Another reference to architecture and recent architectural history is contained in the sculpture ‘Iebanulk 2004-2006’. The work drawing for this sculpture, a beautiful piece in itself, shows the sculpture in a collage that places it in a panorama of the city of Florence. It so happens that Florence was a cradle of this kind of utopian images a few decades ago. In the sixties, it was the home of Superstudio, a collective that took a critical stance towards the position of architecture in the growing consumer culture of that era. In 1970, Superstudio made the collage ‘Rescue of Historic Centres’, in which all that can be seen of Florence is the wellknown Duomo, emerging above the water, with boats sailing around it. Today, Nick Ervinck places ‘Iebanulk 2004- 2006’ in Florence as a modern Noah’s Ark. The detail drawing for ‘Iebanulk 2004-2006’ shows Nick’s fascination with this kind of scaling exercise on the one hand and betrays his source of inspiration for these baffling collages on the other.
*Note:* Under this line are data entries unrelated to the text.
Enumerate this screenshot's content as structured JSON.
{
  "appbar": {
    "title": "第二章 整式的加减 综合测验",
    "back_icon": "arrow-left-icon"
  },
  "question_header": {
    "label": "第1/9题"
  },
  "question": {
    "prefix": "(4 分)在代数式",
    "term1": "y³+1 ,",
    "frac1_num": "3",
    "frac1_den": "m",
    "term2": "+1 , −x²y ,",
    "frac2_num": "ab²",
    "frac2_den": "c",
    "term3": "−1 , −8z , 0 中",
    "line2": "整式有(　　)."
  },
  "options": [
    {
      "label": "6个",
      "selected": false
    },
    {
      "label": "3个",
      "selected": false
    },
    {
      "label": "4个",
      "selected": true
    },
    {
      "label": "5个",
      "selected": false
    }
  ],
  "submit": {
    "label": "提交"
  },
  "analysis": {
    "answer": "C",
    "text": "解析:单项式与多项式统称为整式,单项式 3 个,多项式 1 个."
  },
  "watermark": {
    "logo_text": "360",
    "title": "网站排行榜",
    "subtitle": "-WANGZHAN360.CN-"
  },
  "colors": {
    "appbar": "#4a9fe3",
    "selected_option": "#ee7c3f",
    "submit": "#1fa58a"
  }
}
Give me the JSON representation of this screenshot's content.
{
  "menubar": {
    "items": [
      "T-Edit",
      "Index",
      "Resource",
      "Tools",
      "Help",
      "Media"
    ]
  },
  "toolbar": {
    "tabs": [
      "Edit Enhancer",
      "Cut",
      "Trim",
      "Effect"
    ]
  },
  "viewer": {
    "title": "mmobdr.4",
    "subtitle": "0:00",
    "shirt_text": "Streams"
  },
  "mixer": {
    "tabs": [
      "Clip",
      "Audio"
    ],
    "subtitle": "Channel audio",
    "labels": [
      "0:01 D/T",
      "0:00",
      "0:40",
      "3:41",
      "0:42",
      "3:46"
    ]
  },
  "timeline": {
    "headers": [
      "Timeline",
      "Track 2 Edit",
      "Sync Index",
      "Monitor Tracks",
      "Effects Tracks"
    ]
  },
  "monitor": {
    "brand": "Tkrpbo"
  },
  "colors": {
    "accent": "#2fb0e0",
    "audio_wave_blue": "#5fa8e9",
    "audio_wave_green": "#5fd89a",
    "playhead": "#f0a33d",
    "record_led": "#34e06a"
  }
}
Moreover, there is something strange about the scale of his sculptures. They are not conceived on a particular scale and seem to be equally suited to being scaled up or down. In their virtual versions, the images float in an undefined void and offer nothing for the viewer to go on. But even the physical sculptures seem to lack a definite scale. As a spectator, you are kept guessing whether you are seeing the actual sculpture, at full size, or a scale model for a larger version. An enlarged version of, for instance, the sculpture ‘Xobbekops 2004-2006’, should enable the spectator to literally enter the work and experience its space. It is not surprising then that Nick’s studio
is getting a bit too small.
A striking feature of his exhibitions is the combination of different end products of the same work, all beautifully detailed. For instance, he often combines the sculpture itself with a detail drawing or a print of its virtual version. The detail drawings are autonomous works that look very technical and seem, at first glance, to contain highly accurate measurement indications for the work. They are the architectural plans for his sculptures. Nick is considering adding animated images in future, which should have the effect of drawing the spectator even more deeply into the artist’s universe.
Nick Ervinck’s sculptures represent his own universe, from which he wants to understand the world. They are crossovers between architecture and sculpture, with references to design, nature, science, science fiction and new media. These works of art urge spectators to change the way they look, perceive, experience and think. With his young but already sizeable oeuvre, the artist is purposively heading for a goal he sees clearly before him. The methodical attitude and the passion for recording which he brings to this undertaking are a tangible proof of this. Every sketch, photograph or folder is carefully scanned and filed away. He is an archivist who is devising his own filing system. In his method of continuity, one image leads to another, and so on, eventually fulfilling an ambitious long-term plan…which includes the spectator.